Page MenuHomePhabricator

Improve DOM Diff and selective serialization on pages with lots of (bot) edits
Open, LowPublic

Description

See https://delinterbot.toolforge.org/demo/10585754_diff.html - it has some table attributes being reordered and https://delinterbot.toolforge.org/demo/10353696_diff.html which has a number of unrelated dirty diffs. Both these pages were edited by a bot to fix up a number of lint errors (font -> span, div with class instead of align, etc.).

My hunch is that what is going on is that the volume of edits on the page are hitting the limits of what the dom diff code can handle in terms of marking small portions of the dom as modified.
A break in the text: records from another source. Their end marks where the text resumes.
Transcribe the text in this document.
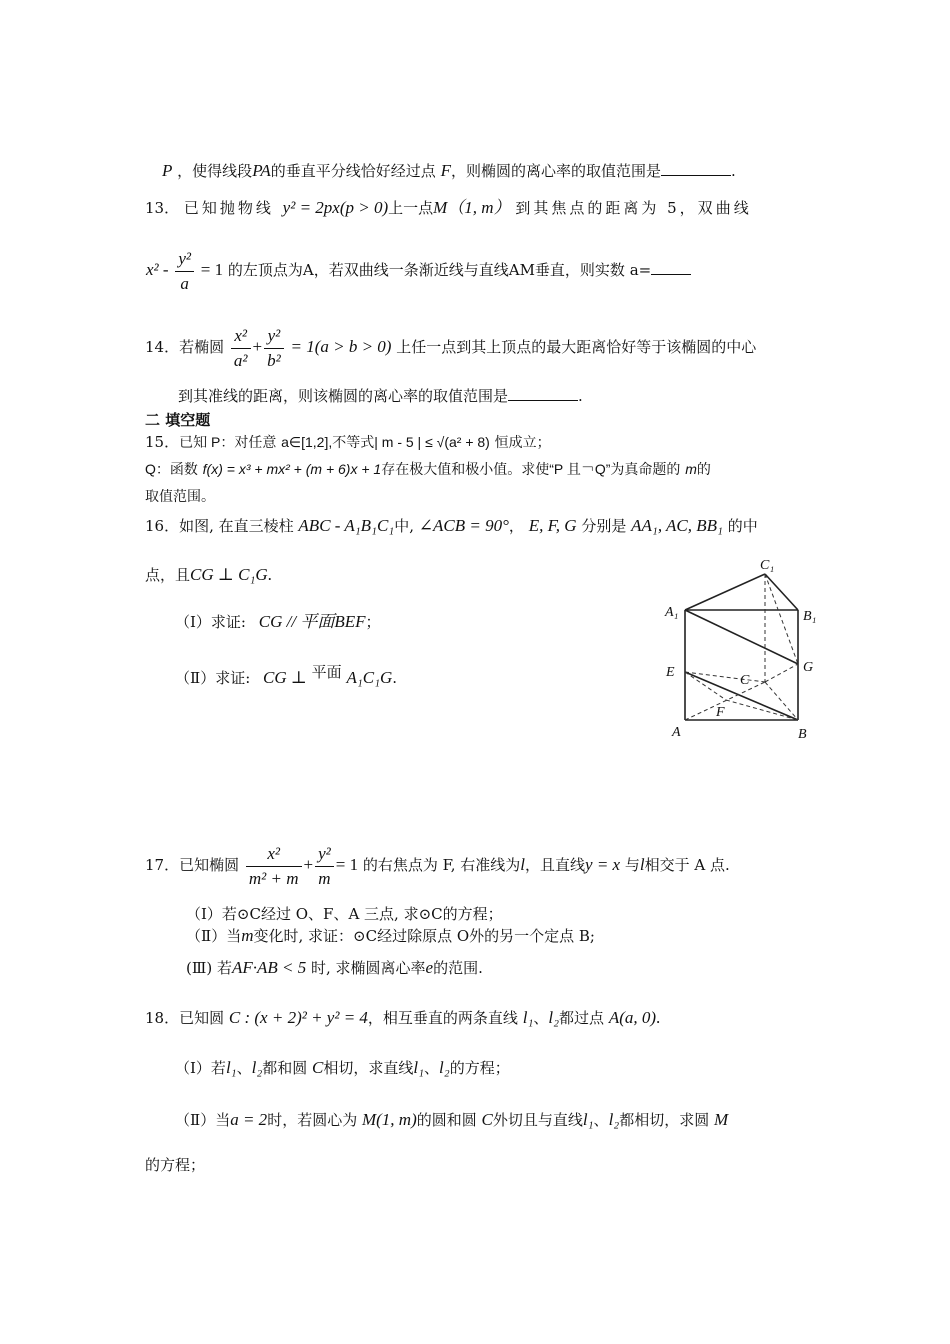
P ，使得线段PA的垂直平分线恰好经过点 F，则椭圆的离心率的取值范围是	.
13． 已知抛物线 y² = 2px(p > 0)上一点M（1, m） 到其焦点的距离为 5，双曲线
$x^2 - \frac{\text{y²}}{a} = 1$ 的左顶点为A，若双曲线一条渐近线与直线AM垂直，则实数 a=
14．若椭圆 $\frac{\text{x²}}{\text{a²}} + \frac{\text{y²}}{\text{b²}} = 1(a > b > 0)$ 上任一点到其上顶点的最大距离恰好等于该椭圆的中心
到其准线的距离，则该椭圆的离心率的取值范围是	.
二 填空题
15．已知 P：对任意 a∈[1,2],不等式| m - 5 | ≤ √(a² + 8) 恒成立；
Q：函数 f(x) = x³ + mx² + (m + 6)x + 1存在极大值和极小值。求使“P 且￢Q”为真命题的 m的
取值范围。
16．如图, 在直三棱柱 ABC - A₁B₁C₁中, ∠ACB = 90°， E, F, G 分别是 AA₁, AC, BB₁ 的中
点，且CG ⊥ C₁G.
（Ⅰ）求证: CG // 平面BEF；
（Ⅱ）求证: CG ⊥ 平面 A₁C₁G.
C₁
A₁	B₁
E	G
C
F
A	B
17．已知椭圆 $\frac{\text{x²}}{\text{m² + m}} + \frac{\text{y²}}{m} = 1$ 的右焦点为 F, 右准线为l，且直线y = x 与l相交于 A 点.
（Ⅰ）若⊙C经过 O、F、A 三点, 求⊙C的方程；
（Ⅱ）当m变化时, 求证：⊙C经过除原点 O外的另一个定点 B;
(Ⅲ) 若AF·AB < 5 时, 求椭圆离心率e的范围.
18．已知圆 C : (x + 2)² + y² = 4，相互垂直的两条直线 l₁、l₂都过点 A(a, 0).
（Ⅰ）若l₁、l₂都和圆 C相切，求直线l₁、l₂的方程；
（Ⅱ）当a = 2时，若圆心为 M(1, m)的圆和圆 C外切且与直线l₁、l₂都相切，求圆 M
的方程；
So, it might be useful to look into these at some point and tweak the DOM diff algorithm to better detect and mark modified portions of a DOM.

Event Timeline

I am going to mark this low for now since there are a number of other higher priority tasks on our plate and large scale bot edits on a page are probably limited to fixing lint errors on pages with lots of lints on the page. Dirty diffs may be more acceptable in that context. Plus, one option available to the bot is to split the single edit into multiple smaller edits.

Thanks for filing.

Plus, one option available to the bot is to split the single edit into multiple smaller edits.

Just to clarify, people (including myself) tend to get annoyed when bots take multiple edits to do what could be done in one, my goal with the delinterbot is to fix things in only one edit instead of the other bots taking like 5-10 edits. So I wouldn't consider that an option.